A few years back the debate over this kind of question got pretty heated with the book 'Rare Earth' by Ward and Brownlee. It tried to make the case that well, yes, the Earth is unusually suited for complex life, and that most other planets out there in the cosmos might be ok for microbes, but not the likes of us. A fair amount of the argument is based around a list of critical requirements - things like plate tectonics, the Moon, the right elemental mix and so on - get one of these wrong and, the authors contended, multi-cellular, walking talking life just doesn't have a chance at ever occurring. The simplest criticism of this type of reasoning is that there needs to be an explicit, quantifiable, connection between these phenomena and the rather horribly unknown biochemical probability space for apes like us showing up - and such connections are thin on the ground. Jim Kasting gave an excellent and thorough rejoinder to Rare Earth in a 2001 review that you can find amongst his papers. In essence Kasting made a convincing case that almost every negative phenomena invoked by Ward and Brownlee could be found to be, if not a positive for complex life, certainly not a showstopper, and vice-versa.
Intriguingly some of these arguments also to parallel discussions of the anthropic principle, although the fundamental requirements for complex life on a planet are much harder to pin down than, for example, the requirement for large, resonant, nuclear cross-sections in order to produce carbon in the universe.

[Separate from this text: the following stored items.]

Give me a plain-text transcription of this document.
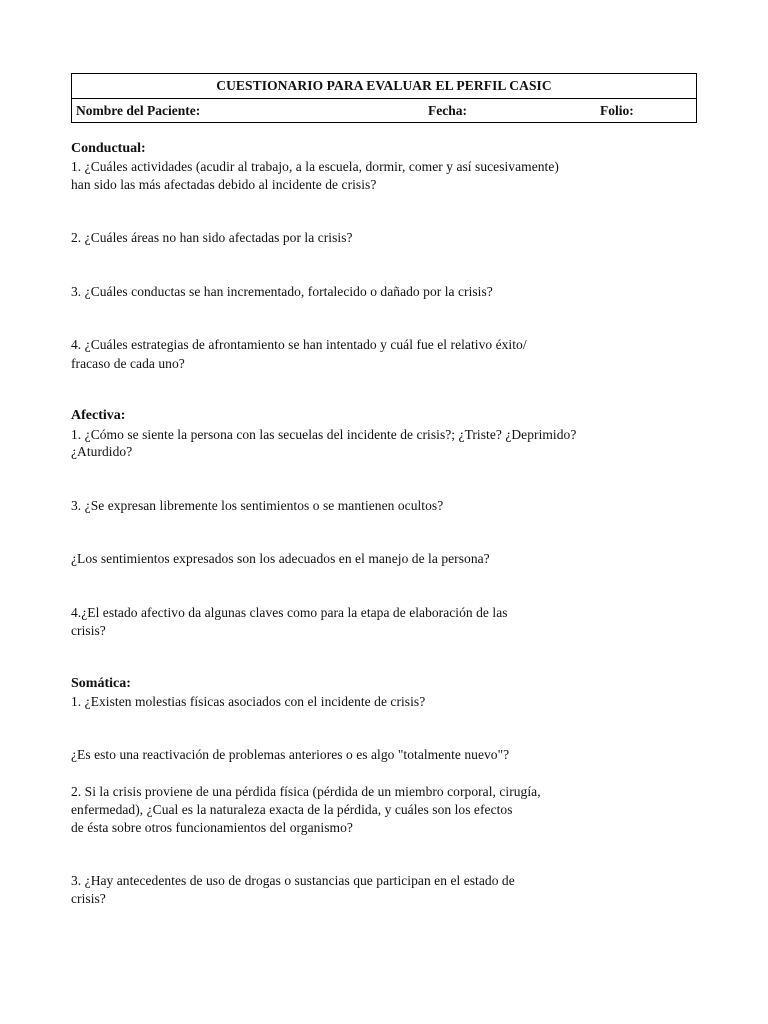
CUESTIONARIO PARA EVALUAR EL PERFIL CASIC
Nombre del Paciente:	Fecha:	Folio:
Conductual:
1. ¿Cuáles actividades (acudir al trabajo, a la escuela, dormir, comer y así sucesivamente)
han sido las más afectadas debido al incidente de crisis?
2. ¿Cuáles áreas no han sido afectadas por la crisis?
3. ¿Cuáles conductas se han incrementado, fortalecido o dañado por la crisis?
4. ¿Cuáles estrategias de afrontamiento se han intentado y cuál fue el relativo éxito/
fracaso de cada uno?
Afectiva:
1. ¿Cómo se siente la persona con las secuelas del incidente de crisis?; ¿Triste? ¿Deprimido?
¿Aturdido?
3. ¿Se expresan libremente los sentimientos o se mantienen ocultos?
¿Los sentimientos expresados son los adecuados en el manejo de la persona?
4.¿El estado afectivo da algunas claves como para la etapa de elaboración de las
crisis?
Somática:
1. ¿Existen molestias físicas asociados con el incidente de crisis?
¿Es esto una reactivación de problemas anteriores o es algo "totalmente nuevo"?
2. Si la crisis proviene de una pérdida física (pérdida de un miembro corporal, cirugía,
enfermedad), ¿Cual es la naturaleza exacta de la pérdida, y cuáles son los efectos
de ésta sobre otros funcionamientos del organismo?
3. ¿Hay antecedentes de uso de drogas o sustancias que participan en el estado de
crisis?
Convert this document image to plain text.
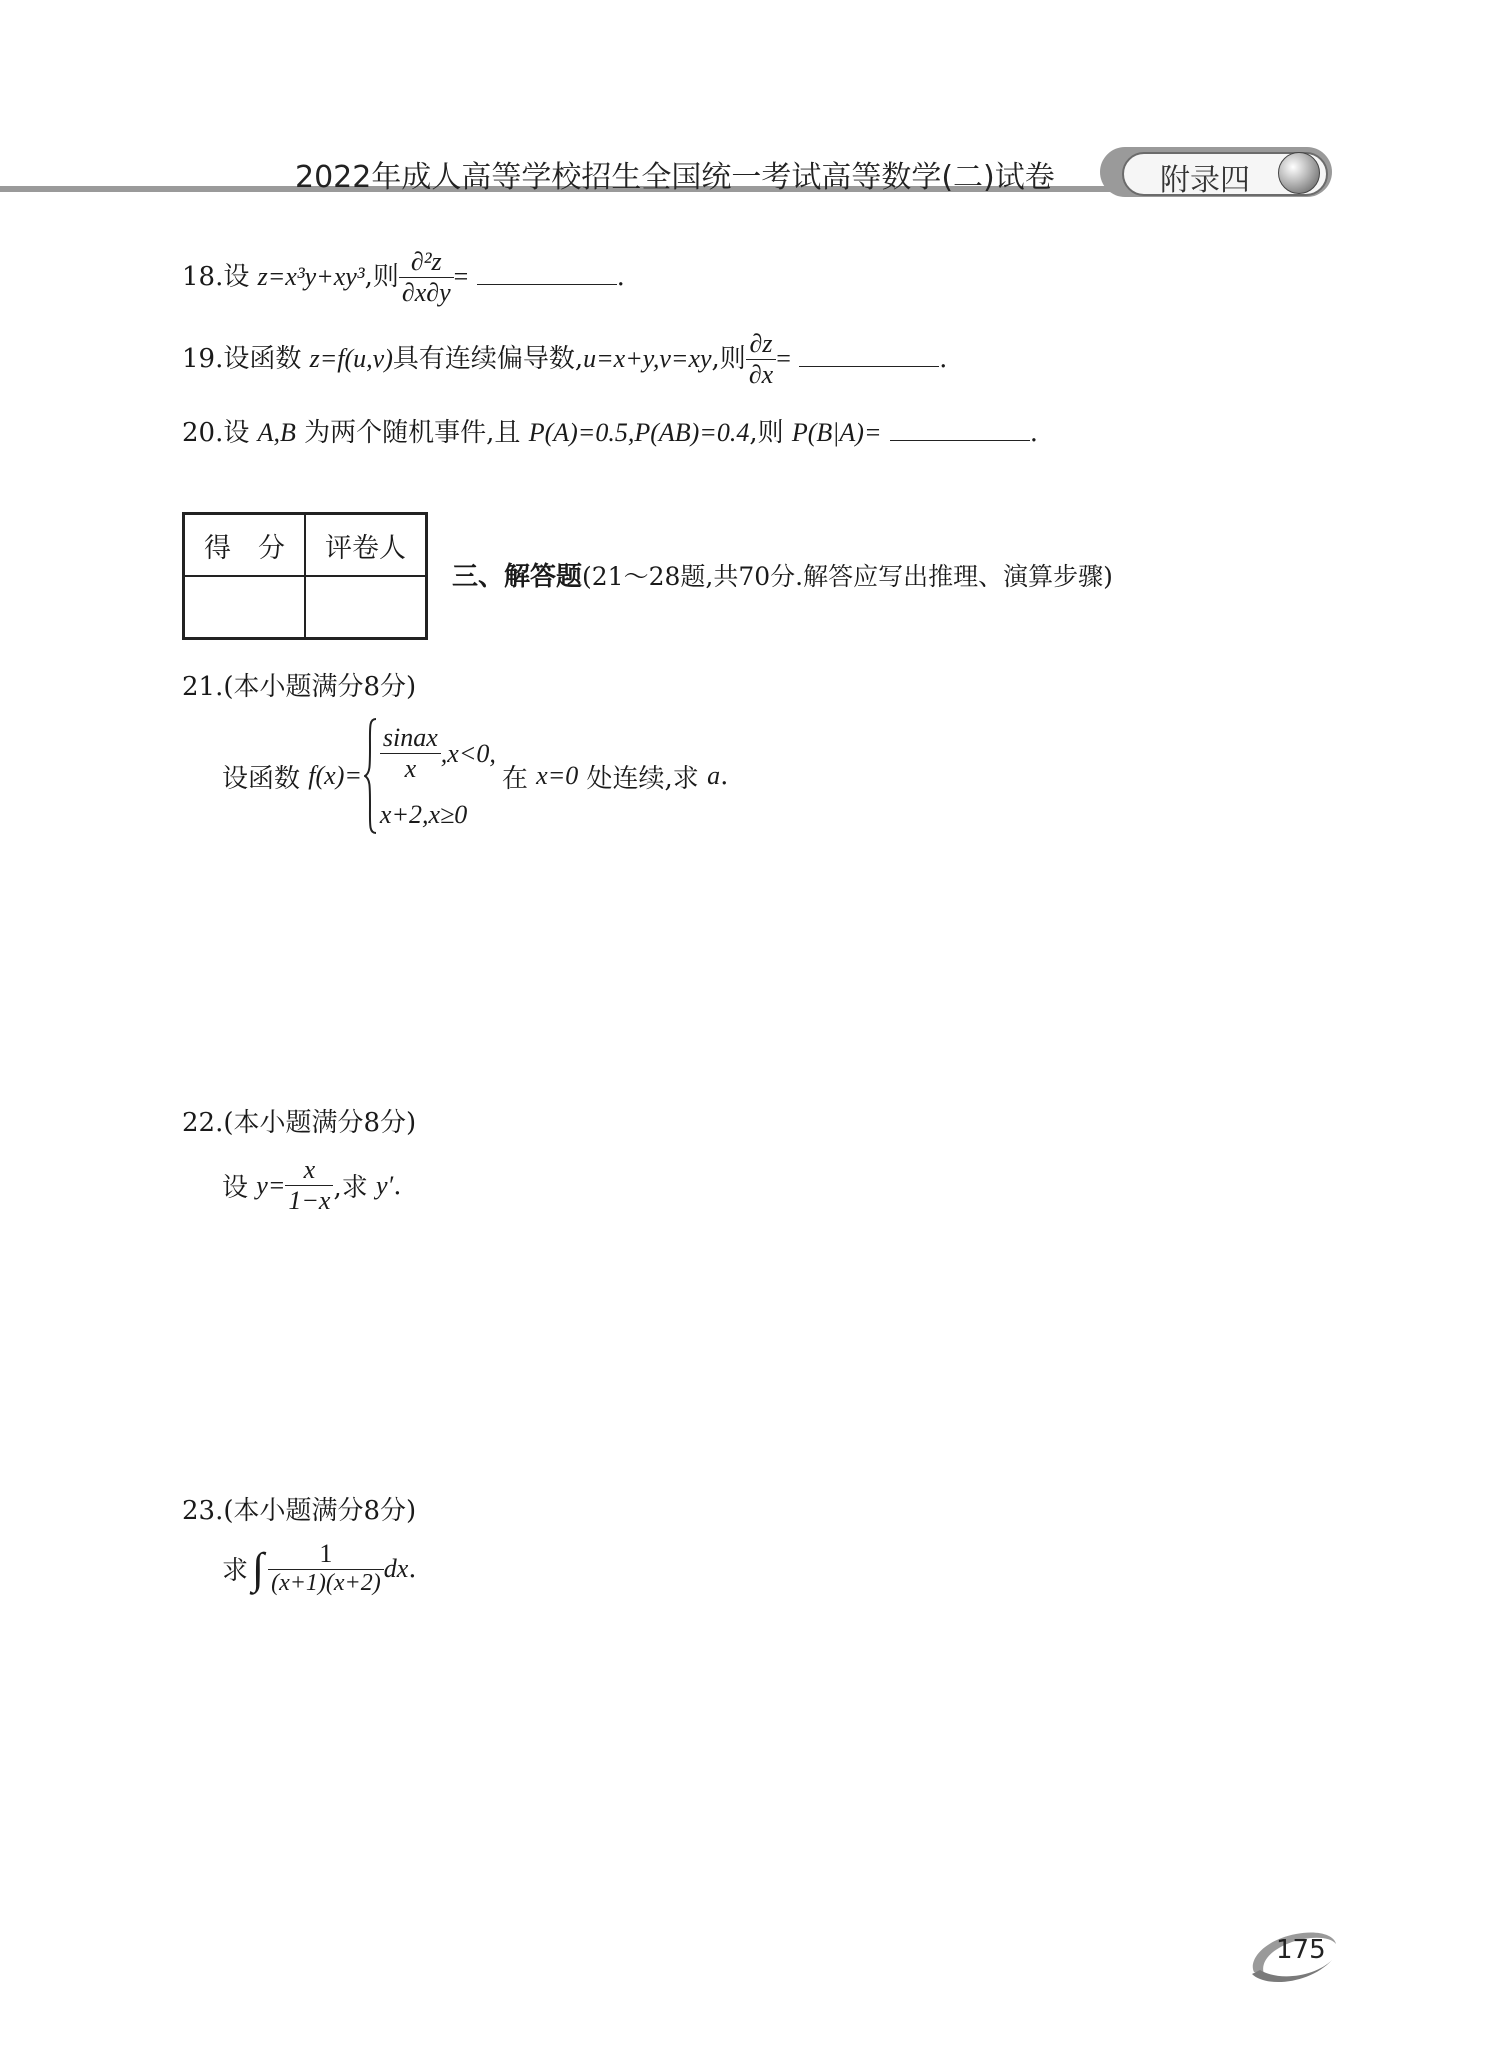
2022年成人高等学校招生全国统一考试高等数学(二)试卷	附录四
18.设 z=x³y+xy³,则 $\frac{\text{∂²z}}{\partial x\partial y}$ =	.
19.设函数 z=f(u,v)具有连续偏导数,u=x+y,v=xy,则 $\frac{\partial z}{\partial x}$ =	.
20.设 A,B 为两个随机事件,且 P(A)=0.5,P(AB)=0.4,则 P(B|A)=	.
得　分	评卷人

三、解答题(21～28题,共70分.解答应写出推理、演算步骤)
21.(本小题满分8分)
设函数
$f(x)= \frac{\text{sinax}}{x} ,x<0$,
x+2,x≥0
在
x=0
处连续,求
a .
22.(本小题满分8分)
设
$y= \frac{x}{1-x}$ ,求
y′ .
23.(本小题满分8分)
求 ∫ $\frac{1}{(x+1)(x+2)}$ dx .
175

One suspects that there may not be anything quite as cut or dry as that in determining whether 'simple' life transitions to 'complex' life, especially when evidence here on Earth points towards microbial life having made multiple experiments with multi-cellular organization - in an on again, off again fashion.

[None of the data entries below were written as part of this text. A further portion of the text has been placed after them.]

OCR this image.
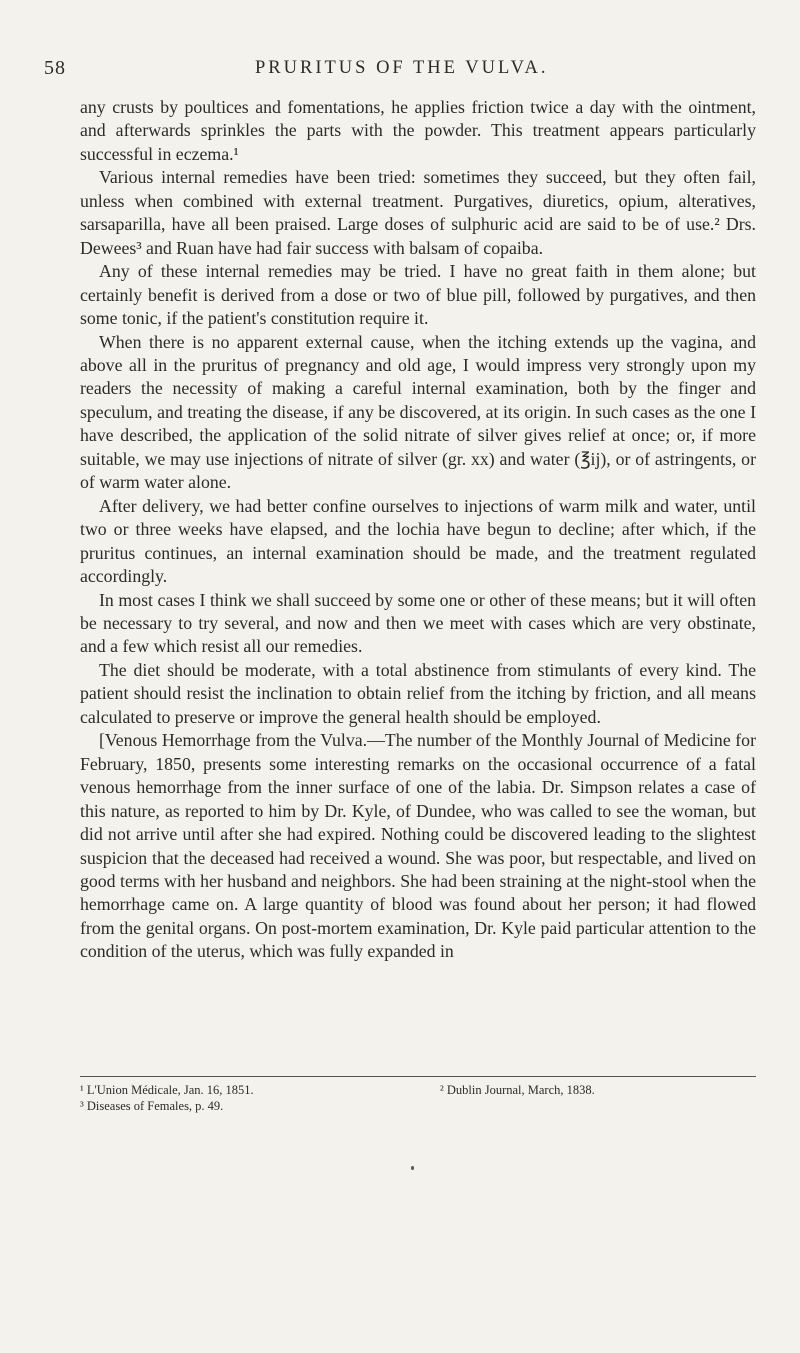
58	PRURITUS OF THE VULVA.

any crusts by poultices and fomentations, he applies friction twice a day with the ointment, and afterwards sprinkles the parts with the powder. This treatment appears particularly successful in eczema.¹

Various internal remedies have been tried: sometimes they succeed, but they often fail, unless when combined with external treatment. Purgatives, diuretics, opium, alteratives, sarsaparilla, have all been praised. Large doses of sulphuric acid are said to be of use.² Drs. Dewees³ and Ruan have had fair success with balsam of copaiba.

Any of these internal remedies may be tried. I have no great faith in them alone; but certainly benefit is derived from a dose or two of blue pill, followed by purgatives, and then some tonic, if the patient's constitution require it.

When there is no apparent external cause, when the itching extends up the vagina, and above all in the pruritus of pregnancy and old age, I would impress very strongly upon my readers the necessity of making a careful internal examination, both by the finger and speculum, and treating the disease, if any be discovered, at its origin. In such cases as the one I have described, the application of the solid nitrate of silver gives relief at once; or, if more suitable, we may use injections of nitrate of silver (gr. xx) and water (℥ij), or of astringents, or of warm water alone.

After delivery, we had better confine ourselves to injections of warm milk and water, until two or three weeks have elapsed, and the lochia have begun to decline; after which, if the pruritus continues, an internal examination should be made, and the treatment regulated accordingly.

In most cases I think we shall succeed by some one or other of these means; but it will often be necessary to try several, and now and then we meet with cases which are very obstinate, and a few which resist all our remedies.

The diet should be moderate, with a total abstinence from stimulants of every kind. The patient should resist the inclination to obtain relief from the itching by friction, and all means calculated to preserve or improve the general health should be employed.

[Venous Hemorrhage from the Vulva.—The number of the Monthly Journal of Medicine for February, 1850, presents some interesting remarks on the occasional occurrence of a fatal venous hemorrhage from the inner surface of one of the labia. Dr. Simpson relates a case of this nature, as reported to him by Dr. Kyle, of Dundee, who was called to see the woman, but did not arrive until after she had expired. Nothing could be discovered leading to the slightest suspicion that the deceased had received a wound. She was poor, but respectable, and lived on good terms with her husband and neighbors. She had been straining at the night-stool when the hemorrhage came on. A large quantity of blood was found about her person; it had flowed from the genital organs. On post-mortem examination, Dr. Kyle paid particular attention to the condition of the uterus, which was fully expanded in

¹ L'Union Médicale, Jan. 16, 1851.	² Dublin Journal, March, 1838.
³ Diseases of Females, p. 49.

It is also a question that bumps up against philosophical/statistical concepts of a priori and a posteriori statements. A genuine a priori statement is one that is without question (all sheep are born), while an a posteriori statement relies on interpretation of observation (most sheep have four legs). The hypothesis that the Earth is indeed unusually suited for complex life is both a bit of a priori (we are here, therefore Earth is suitable for complex life) and bit of a posteriori (the Earth is the only example of a planet suitable for complex life, and therefore may be unusual). The alternative hypothesis, that Earth is not unusually suited to complex life, suffers from the same problem, all of which boils down to having a sample size of one. Even if a Rare Earth type argument could point to a smoking gun - something utterly, undeniably critical for complex life that was also utterly, undeniably going to be unusual, it would always be questionable because of the sample size of one.

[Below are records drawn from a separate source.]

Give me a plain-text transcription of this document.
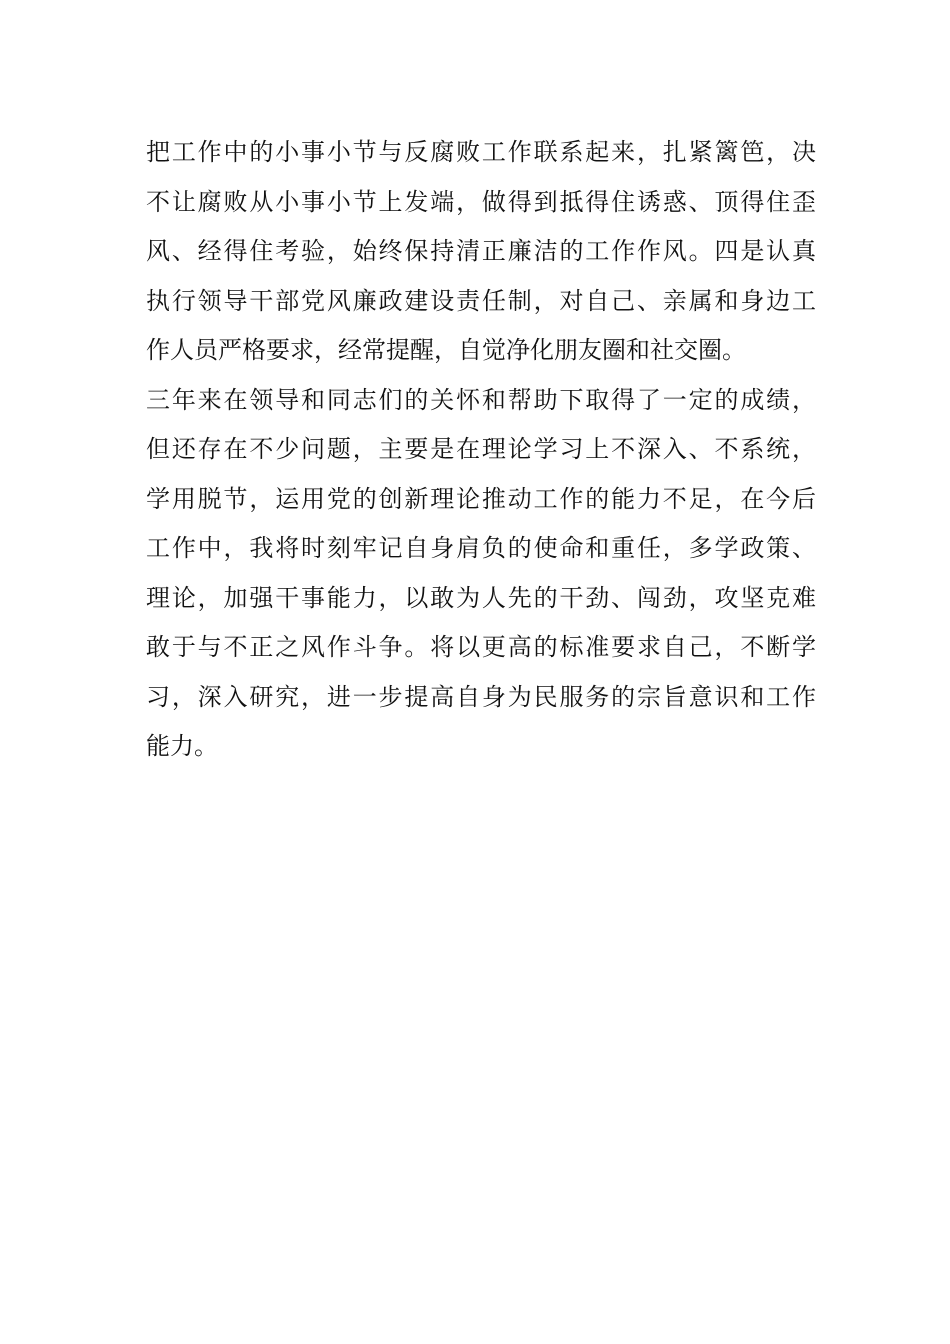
把工作中的小事小节与反腐败工作联系起来，扎紧篱笆，决
不让腐败从小事小节上发端，做得到抵得住诱惑、顶得住歪
风、经得住考验，始终保持清正廉洁的工作作风。四是认真
执行领导干部党风廉政建设责任制，对自己、亲属和身边工
作人员严格要求，经常提醒，自觉净化朋友圈和社交圈。
三年来在领导和同志们的关怀和帮助下取得了一定的成绩，
但还存在不少问题，主要是在理论学习上不深入、不系统，
学用脱节，运用党的创新理论推动工作的能力不足，在今后
工作中，我将时刻牢记自身肩负的使命和重任，多学政策、
理论，加强干事能力，以敢为人先的干劲、闯劲，攻坚克难
敢于与不正之风作斗争。将以更高的标准要求自己，不断学
习，深入研究，进一步提高自身为民服务的宗旨意识和工作
能力。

It would be wonderful to be able to answer this question with experiment. Imagine we could build hundreds of copies of the Earth, but alter something in each case. In dramatic fashion we might demand that the collisional formation of the Moon never occurred, or that terrestrial volcanism shut down after a mere billion years or so. Among the (slightly) more subtle variants we might add or remove one or two mass extinction events during the planet's history, or tweak ocean acidity during the pre-Cambrian by a pH or so, or even just remove a single seemingly unimportant species. We might find that complex multi-cellular life is acutely sensitive to us changing anything, but we might also find that convergent evolution is more than just for biochemical structures, and that complex life literally fights tooth and claw for existence once the wheels are set in motion. Obviously the universe may have performed this experiment for us already, the challenge is to find and examine those other worlds, and that is going to take us a long time at this point.
So, the answer to question 7? Go canvas the universe - and that's what most astrobiologists are aiming for.